Replacing Aluminum Gunwales with Wood???

Just a quick question on this. I have a bell black gold Magic with aluminum thwarts that I am thinking of putting wood ones on if it can be done with reasonable cost.

I know the cost of the supplies but variable is labor.

Got an estimate from one dealer who said could do work but though it would be about 10 hours of labor time.

Is that a realistic time estimate?

The dealer is honest and trustworthy….just wondering if they may be a little off in what they estimate for time for the job.

In any event they will only charge me for what time it takes but this is a driving factor as to whether I do this or not….that would be $500 just in labor plus something like $350 for supplies. Too expensive with the labor.
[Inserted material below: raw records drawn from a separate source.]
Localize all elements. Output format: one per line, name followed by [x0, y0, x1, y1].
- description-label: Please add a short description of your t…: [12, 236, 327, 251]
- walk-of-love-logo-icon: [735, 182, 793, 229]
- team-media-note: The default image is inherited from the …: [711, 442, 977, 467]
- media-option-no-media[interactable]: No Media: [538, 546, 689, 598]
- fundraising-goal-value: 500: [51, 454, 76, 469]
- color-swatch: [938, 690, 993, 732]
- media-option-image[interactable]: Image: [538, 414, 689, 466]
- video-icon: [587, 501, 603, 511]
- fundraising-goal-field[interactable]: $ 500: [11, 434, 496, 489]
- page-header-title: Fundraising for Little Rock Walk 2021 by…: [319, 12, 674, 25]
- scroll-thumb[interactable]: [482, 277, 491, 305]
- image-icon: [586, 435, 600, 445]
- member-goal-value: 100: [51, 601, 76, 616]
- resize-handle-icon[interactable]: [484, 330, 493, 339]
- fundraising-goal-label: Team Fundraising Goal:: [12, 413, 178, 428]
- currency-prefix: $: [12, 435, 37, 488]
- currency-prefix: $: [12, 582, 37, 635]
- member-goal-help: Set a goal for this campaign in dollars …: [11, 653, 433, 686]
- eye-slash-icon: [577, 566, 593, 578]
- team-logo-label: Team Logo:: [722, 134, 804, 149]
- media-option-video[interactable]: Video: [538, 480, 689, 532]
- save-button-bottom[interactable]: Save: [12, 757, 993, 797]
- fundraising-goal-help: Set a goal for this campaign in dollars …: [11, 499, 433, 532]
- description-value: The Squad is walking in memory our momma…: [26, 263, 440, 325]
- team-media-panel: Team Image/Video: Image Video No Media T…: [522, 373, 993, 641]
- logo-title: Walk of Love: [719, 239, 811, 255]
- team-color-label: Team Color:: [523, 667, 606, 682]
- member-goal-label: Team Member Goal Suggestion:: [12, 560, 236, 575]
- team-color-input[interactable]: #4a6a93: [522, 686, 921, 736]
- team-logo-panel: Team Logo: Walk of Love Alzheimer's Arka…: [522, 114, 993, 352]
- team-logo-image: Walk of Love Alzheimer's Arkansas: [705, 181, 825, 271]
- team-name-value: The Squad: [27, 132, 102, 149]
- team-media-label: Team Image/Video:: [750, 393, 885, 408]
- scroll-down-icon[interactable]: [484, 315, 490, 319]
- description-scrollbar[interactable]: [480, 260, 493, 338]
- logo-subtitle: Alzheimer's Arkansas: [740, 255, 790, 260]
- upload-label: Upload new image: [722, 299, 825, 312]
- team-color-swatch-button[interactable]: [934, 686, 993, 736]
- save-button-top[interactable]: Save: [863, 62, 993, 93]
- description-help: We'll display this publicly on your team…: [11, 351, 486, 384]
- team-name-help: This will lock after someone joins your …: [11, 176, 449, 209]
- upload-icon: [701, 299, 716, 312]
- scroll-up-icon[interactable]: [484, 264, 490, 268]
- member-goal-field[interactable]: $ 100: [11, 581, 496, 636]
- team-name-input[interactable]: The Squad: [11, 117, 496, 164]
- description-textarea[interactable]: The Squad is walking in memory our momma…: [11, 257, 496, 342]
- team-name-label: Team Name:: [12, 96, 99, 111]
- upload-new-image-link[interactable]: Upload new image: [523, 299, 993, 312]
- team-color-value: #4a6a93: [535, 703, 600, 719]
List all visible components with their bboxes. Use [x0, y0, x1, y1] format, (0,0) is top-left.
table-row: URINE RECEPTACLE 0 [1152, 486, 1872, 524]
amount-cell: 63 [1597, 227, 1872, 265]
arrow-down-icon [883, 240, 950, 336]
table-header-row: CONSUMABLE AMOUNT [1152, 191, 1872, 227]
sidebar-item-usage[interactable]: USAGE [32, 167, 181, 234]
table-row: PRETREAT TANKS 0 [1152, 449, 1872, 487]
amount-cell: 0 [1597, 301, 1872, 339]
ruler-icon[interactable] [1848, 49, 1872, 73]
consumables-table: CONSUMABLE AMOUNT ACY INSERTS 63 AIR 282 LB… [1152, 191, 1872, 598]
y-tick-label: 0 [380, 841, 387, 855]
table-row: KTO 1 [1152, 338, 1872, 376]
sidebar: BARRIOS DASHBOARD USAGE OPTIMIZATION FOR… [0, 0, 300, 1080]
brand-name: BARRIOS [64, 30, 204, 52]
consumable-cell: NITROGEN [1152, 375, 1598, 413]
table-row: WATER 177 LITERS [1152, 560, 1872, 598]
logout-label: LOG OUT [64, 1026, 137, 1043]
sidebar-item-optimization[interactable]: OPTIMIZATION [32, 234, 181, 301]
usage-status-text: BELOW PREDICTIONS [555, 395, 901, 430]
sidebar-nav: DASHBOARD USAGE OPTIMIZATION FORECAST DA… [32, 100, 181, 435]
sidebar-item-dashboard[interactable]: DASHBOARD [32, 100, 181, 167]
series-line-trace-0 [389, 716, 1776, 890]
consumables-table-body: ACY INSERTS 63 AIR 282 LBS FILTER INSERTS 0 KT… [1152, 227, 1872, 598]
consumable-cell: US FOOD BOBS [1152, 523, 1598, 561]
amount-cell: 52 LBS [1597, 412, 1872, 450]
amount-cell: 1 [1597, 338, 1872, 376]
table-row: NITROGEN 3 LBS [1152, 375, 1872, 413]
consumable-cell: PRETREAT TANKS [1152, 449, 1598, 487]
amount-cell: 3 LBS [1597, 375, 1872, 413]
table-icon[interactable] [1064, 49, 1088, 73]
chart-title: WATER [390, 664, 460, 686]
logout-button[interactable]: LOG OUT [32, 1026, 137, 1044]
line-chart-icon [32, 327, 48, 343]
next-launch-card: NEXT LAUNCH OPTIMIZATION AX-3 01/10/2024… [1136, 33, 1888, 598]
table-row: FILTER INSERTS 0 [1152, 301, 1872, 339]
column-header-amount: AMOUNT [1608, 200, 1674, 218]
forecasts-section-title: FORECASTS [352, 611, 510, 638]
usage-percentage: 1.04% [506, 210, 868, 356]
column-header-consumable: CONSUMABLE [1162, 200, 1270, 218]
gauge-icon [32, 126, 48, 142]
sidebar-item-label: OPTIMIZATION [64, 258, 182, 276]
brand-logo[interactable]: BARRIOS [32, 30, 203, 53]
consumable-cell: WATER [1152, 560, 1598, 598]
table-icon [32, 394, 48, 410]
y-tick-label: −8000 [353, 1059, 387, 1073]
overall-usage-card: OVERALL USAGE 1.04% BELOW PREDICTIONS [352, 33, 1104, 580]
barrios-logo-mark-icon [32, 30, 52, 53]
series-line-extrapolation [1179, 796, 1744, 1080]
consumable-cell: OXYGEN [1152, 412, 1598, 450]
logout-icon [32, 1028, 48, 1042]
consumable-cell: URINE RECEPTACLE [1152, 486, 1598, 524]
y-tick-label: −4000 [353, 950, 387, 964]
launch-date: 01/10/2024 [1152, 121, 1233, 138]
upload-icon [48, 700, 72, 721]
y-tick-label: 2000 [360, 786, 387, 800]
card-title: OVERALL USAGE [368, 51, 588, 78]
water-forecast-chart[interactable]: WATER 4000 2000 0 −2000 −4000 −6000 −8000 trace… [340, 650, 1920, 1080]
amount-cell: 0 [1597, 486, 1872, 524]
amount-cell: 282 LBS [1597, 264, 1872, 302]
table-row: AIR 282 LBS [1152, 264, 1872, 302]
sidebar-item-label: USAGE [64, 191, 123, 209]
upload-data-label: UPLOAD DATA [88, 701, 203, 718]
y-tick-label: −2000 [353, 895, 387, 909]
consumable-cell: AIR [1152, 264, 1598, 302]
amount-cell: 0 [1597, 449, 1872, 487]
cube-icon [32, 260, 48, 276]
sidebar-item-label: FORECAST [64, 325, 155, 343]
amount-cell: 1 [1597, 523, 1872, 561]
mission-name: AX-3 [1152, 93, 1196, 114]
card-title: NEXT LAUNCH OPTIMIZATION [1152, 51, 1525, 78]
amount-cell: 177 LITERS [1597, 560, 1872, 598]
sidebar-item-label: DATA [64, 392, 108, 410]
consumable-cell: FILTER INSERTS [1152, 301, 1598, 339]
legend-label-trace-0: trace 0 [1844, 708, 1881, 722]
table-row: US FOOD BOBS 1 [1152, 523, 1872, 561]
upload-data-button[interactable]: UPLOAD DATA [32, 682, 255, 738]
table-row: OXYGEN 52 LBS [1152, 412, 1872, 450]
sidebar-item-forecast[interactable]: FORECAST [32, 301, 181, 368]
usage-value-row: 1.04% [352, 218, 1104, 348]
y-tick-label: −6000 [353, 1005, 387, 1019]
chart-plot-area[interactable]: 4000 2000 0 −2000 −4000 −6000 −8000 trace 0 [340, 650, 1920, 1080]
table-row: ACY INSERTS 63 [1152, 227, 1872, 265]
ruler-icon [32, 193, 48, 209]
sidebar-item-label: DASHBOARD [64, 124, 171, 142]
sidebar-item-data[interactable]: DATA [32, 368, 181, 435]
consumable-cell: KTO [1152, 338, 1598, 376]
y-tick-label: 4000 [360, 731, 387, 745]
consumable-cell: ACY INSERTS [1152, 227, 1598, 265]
That’s about right to low.
$1000 to do it right is about average for an after the fact retro fit. What they didn’t mention, or you should look into, is that they are going to have to trim about 1/2 inch off the boat. If they don’t, all the rivet holes from the old aluminum will be exposed below the wood trim. Fitting flush deck plates, balancing the boat for seat placement, thwarts, etc., and applying several coats of oil to not only the finished gunwales but the inside edges easily takes 1o hours if not more.

nermal, you sure know how to bring a
guy down.

Personally, I’m ok with wood, but it often weighs more than aluminum, and often isn’t any stiffer.

Ten hours seems reasonable
Sucks, huh?

A manufacturer has the benefit of being able to use templates and jigs to simplify the drilling process, but a repair shop is going to have to do things the old fashioned way.

Measure twice, drill once. Repeat. Repeat. Repeat. You get the idea.

Are you wedded to the idea of wood trim? Don’t get me wrong, I love wood, but there are times when I lust for aluminum for maintenance reasons. Seems to me that having the gunwales replaced with stock aluminum would be easier.


Any thought of doing it yourself? I have, as have many others.

Rails or thwarts, or both?
Style of decks, and the fitting of them, makes a big difference and slotting the inwales does, too.

Unless you really hate the look and/or feel of metal rails enough to accept the weight penalty, I wouldn’t do it. I think if I were to buy a new composite boat, I’d opt for inorganic trim to save on weight and maintenance.

Be glad to send you the protocol
email charliewilson610@roadrunner for the Bell wood rail installation protocol, which may prove useful if you want to do the job yourself.

I was just thinking about wood to
aluminum gunwales to save on the maintenance! Don’t mean to hijack your post but…is it possible to change wood to aluminum or vinyl?

Wood to aluminum is easy. Vinyl gunwales are not an option for a composite boat though.

Our rate would be 3.5-4 hours @ $60/hr plus materials.

About $500+/- for the whole job.

10 hours sounds right for someone who doesn’t do the work often and is not particularly set up to do repair all the time.


thank you
When it’s time to get new rails I will consider aluminum.